A NIH Director’s New Innovator was awarded to Dr. Chethan Pandarinath who is an Assistant Professor in Biomedical Engineering and Neurosurgery at Emory University and Georgia Tech. His research uses artificial intelligence to study neural computation and to improve the performance and robustness of brain-machine interfaces. Dr. Pandarinath’s award will be used to substantially increase the performance and robustness of brain-machine interfaces (BMIs) by combining new developments from the field of artificial intelligence with recent advances in our understanding of brain function, with the goal of improving quality of life for people with severe movement disabilities. His BRAIN Initiative grant is on robust modeling of within- and cross-area population dynamics using recurrent neural networks.

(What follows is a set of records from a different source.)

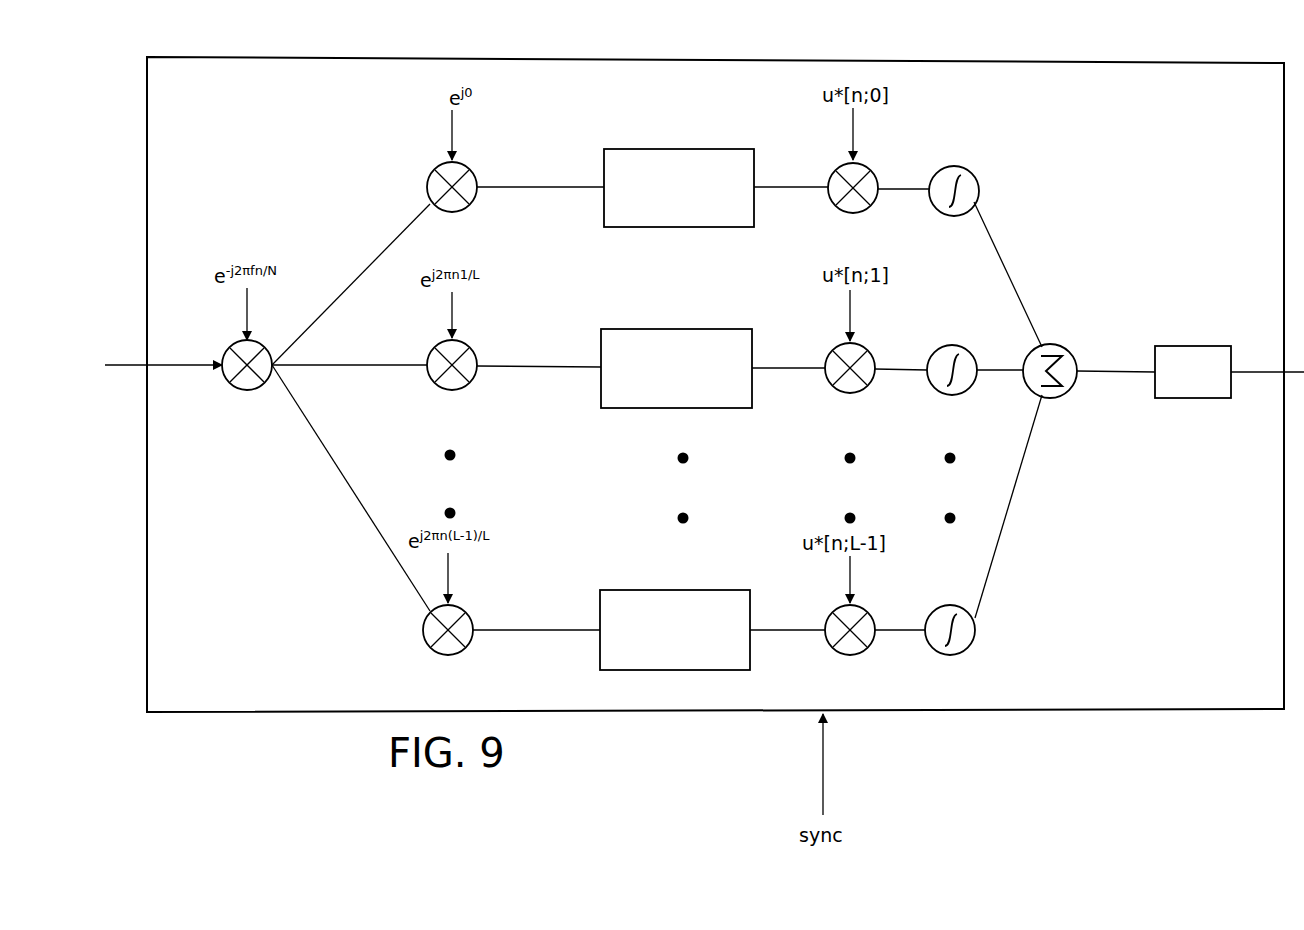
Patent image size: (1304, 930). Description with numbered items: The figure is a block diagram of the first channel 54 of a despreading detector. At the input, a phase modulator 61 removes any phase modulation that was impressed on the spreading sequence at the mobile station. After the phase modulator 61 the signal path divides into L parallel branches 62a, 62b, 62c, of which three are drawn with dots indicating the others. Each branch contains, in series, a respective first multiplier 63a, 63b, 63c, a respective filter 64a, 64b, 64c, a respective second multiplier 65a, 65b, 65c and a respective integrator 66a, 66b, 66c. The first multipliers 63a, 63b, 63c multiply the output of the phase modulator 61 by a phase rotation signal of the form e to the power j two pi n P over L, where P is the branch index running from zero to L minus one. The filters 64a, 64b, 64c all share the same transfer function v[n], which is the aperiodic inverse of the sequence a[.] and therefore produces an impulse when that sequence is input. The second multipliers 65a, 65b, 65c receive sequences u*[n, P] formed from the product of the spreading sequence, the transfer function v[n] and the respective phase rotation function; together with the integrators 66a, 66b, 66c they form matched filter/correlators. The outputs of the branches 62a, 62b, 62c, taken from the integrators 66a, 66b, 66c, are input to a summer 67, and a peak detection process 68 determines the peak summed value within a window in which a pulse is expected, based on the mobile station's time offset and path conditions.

The first channel 54 is at (982, 63).
The phase modulator 61 is at (243, 388).
The first branch 62a is at (508, 187).
The second branch 62b is at (508, 367).
The third branch 62c is at (505, 631).
The first multiplier 63a is at (460, 202).
The first multiplier 63b is at (460, 381).
The first multiplier 63c is at (452, 648).
The filter 64a is at (735, 207).
The filter 64b is at (735, 387).
The filter 64c is at (733, 650).
The second multiplier 65a is at (860, 204).
The second multiplier 65b is at (857, 383).
The second multiplier 65c is at (855, 645).
The integrator 66a is at (972, 188).
The integrator 66b is at (968, 386).
The integrator 66c is at (962, 645).
The summer 67 is at (1075, 362).
The peak detection process 68 is at (1193, 372).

Dr. Todd Roberts was awarded a NIH Director’s Transformative Research Award. He is a neuroscientist at UT Southwestern Medical Center as an Associate Professor in the Department of Neuroscience, a Thomas O. Hicks Scholar in Medical Research, and an Investigator in the O’Donnell Brain Institute. His laboratory uses a variety of optical, electrophysiological, molecular and genetic approaches to examine how songbirds learn their song(s). Dr. Roberts’s award, with co-investigators Dr. Joseph Takahashi and Dr. F. Kent Hamra, will be used to study the genetic basis of vocal learning. This research will establish genetic screens and tools for verifying gene function in zebra finches and will provide a novel, comprehensive, and broadly impactful approach for understanding the genetic basis of vocal and social communication. Dr. Roberts’s research has been supported by multiple BRAIN Initiative awards on sensorimotor learning and the neural basis for planning and production of learned vocalizations.